第五話 「歯車のずれ」

 放課後、アルバイトがあるので楓は先に帰ったらしい。今日は一人で帰るかと善も鞄を持ったところだった。

 

「──おい、麦原。ちょっと付き合えよ」


 進学校といえ、様々な性質の生徒がいる。

 みんなが行儀が良いわけではない。善はその行儀が悪い方の生徒に囲まれて呼び出されてしまった。

 

 

 

 

 ──。

 

 初めて人に殴られた。

 善は体育館裏に呼び出され見事にリンチに見舞われた。巧妙に顔は狙われず、何度も腹部を蹴られてうずくまるはめになってしまう。

 善を囲う男子のリーダー格が善の制服を引っ張り上げて顔を上げさせた。目を合わせるとあまり知らない顔だと思った。違うクラスなのかもしれない。善は他の生徒の顔などあまり覚えていなかった。

 

「お前さ、蒼井サンと最近仲良いらしいじゃん。付き合ってんの?」

 

善が答えないでいると、頭の上に拳が乗せられ、ごりっと削るように擦られた。髪の毛が抜けたかもしれない。

 

「黙ってンなよ、おい。付き合ってんのかどうかどっちでも良いけどさ、蒼井サンと仲良いならちょっと借してくんない? それか適当言って呼び出してくれないかな?」

 

 楓を「借りる」?

 最初、善には意味が分からなかったが、金をいくら払えばだの相場がどうだのと彼らが言っているのでやっと理解が追いついた。そして、堪らなく嫌悪感を催した。

 

「別に……仲は良くない」

 

「ならお前には関係ないよな。蒼井サンと俺らで明日話するわ、じゃあお前もう帰っていいよ」

 

「やめろ!」

 

 彼女を金で買うとでも言うのか。楓はそんなことしない。誇り高い女性だと善は感じていた。金に困っていたってそれを捨てることは絶対にない。それだけに頭にきたとはいえ、自分でも驚くほど大きい声が出て善も驚いた。連中も驚いたらしい。だが状況が好転するわけではなく、善はそのまま背後の壁に押さえつけられた。

 

「でかい声出すなよ。だったらさあ、お前が身代わりになるか?」

 

「み、身代わり?」


聞くと、この連中の交際相手の女子生徒らは以前に校則違反を楓に指摘されたことで謹慎処分となったり大目玉だったらしい。善にも合点がいった。いじめの原因の一つとして逆恨みもあったようだ。

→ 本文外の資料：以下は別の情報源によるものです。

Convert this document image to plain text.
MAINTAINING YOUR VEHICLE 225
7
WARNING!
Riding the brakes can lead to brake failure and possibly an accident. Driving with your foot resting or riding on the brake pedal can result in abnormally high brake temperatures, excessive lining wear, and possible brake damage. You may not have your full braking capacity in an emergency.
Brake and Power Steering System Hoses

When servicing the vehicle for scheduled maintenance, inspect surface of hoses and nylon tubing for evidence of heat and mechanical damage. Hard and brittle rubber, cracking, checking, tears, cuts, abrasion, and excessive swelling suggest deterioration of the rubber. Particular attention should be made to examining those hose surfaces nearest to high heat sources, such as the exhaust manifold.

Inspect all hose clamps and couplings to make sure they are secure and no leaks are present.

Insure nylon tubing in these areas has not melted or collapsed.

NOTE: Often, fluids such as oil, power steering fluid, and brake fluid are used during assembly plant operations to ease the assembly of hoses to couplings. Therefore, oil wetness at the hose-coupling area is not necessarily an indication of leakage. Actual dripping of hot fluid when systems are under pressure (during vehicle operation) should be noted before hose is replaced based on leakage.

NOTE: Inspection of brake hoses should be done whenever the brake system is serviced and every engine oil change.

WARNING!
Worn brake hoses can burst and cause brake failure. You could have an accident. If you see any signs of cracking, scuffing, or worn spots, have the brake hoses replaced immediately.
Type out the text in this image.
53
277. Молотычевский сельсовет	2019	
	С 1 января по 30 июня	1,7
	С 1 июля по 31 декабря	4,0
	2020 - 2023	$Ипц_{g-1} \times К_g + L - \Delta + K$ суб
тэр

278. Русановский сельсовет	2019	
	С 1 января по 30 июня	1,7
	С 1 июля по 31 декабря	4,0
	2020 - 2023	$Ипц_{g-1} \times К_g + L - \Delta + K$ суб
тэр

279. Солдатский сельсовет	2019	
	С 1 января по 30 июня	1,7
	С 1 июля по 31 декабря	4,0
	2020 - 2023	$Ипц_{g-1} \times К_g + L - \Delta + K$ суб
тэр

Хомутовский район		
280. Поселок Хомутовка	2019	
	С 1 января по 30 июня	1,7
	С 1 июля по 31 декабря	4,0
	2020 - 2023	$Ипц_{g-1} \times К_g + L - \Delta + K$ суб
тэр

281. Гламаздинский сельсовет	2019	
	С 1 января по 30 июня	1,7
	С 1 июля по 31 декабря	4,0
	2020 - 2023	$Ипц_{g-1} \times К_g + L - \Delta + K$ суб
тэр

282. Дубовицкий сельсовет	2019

 集団からはみ出ないようにあえて悪事も目を瞑る。それを善は自然に行ってきた。だからそんな話知らなかったうえ気づきもしなかった。だが、正義感が強い楓には見過ごせなかったのかもしれない。

 

「──で、どうすんの? 蒼井サン囲って詰めてもいいけどお前嫌なんだろ? だったらお前が代わりになれってことだよ、誠意見せてくんない?」

 

 

 俺が身代わりに──。

 善の脳裏にはあの友達になった夜の楓の笑顔が浮かんだ。そして、父は言ったはずだ。大事な人を守るためなら無茶をしろ、と。

 楓のためだ、そのためなら。

 

「分かった、俺が身代わりになる」


善は自分の気持ちに従った。まっすぐに決意したのだ。楓を守りたい、と。

 その時、彼らがいやらしく笑ったことなど善には気にならなかった。

 

 

 

 その日、そのまま善は不良生徒たちに連れられて近隣のコンビニを三ヶ所周った。その全てで万引きを行ったのだ。実行したのは善ただ一人、彼らは外で待っているだけだった。

 盗んだ商品を彼らに渡すと、いとも簡単に解散となった。不気味なほどに。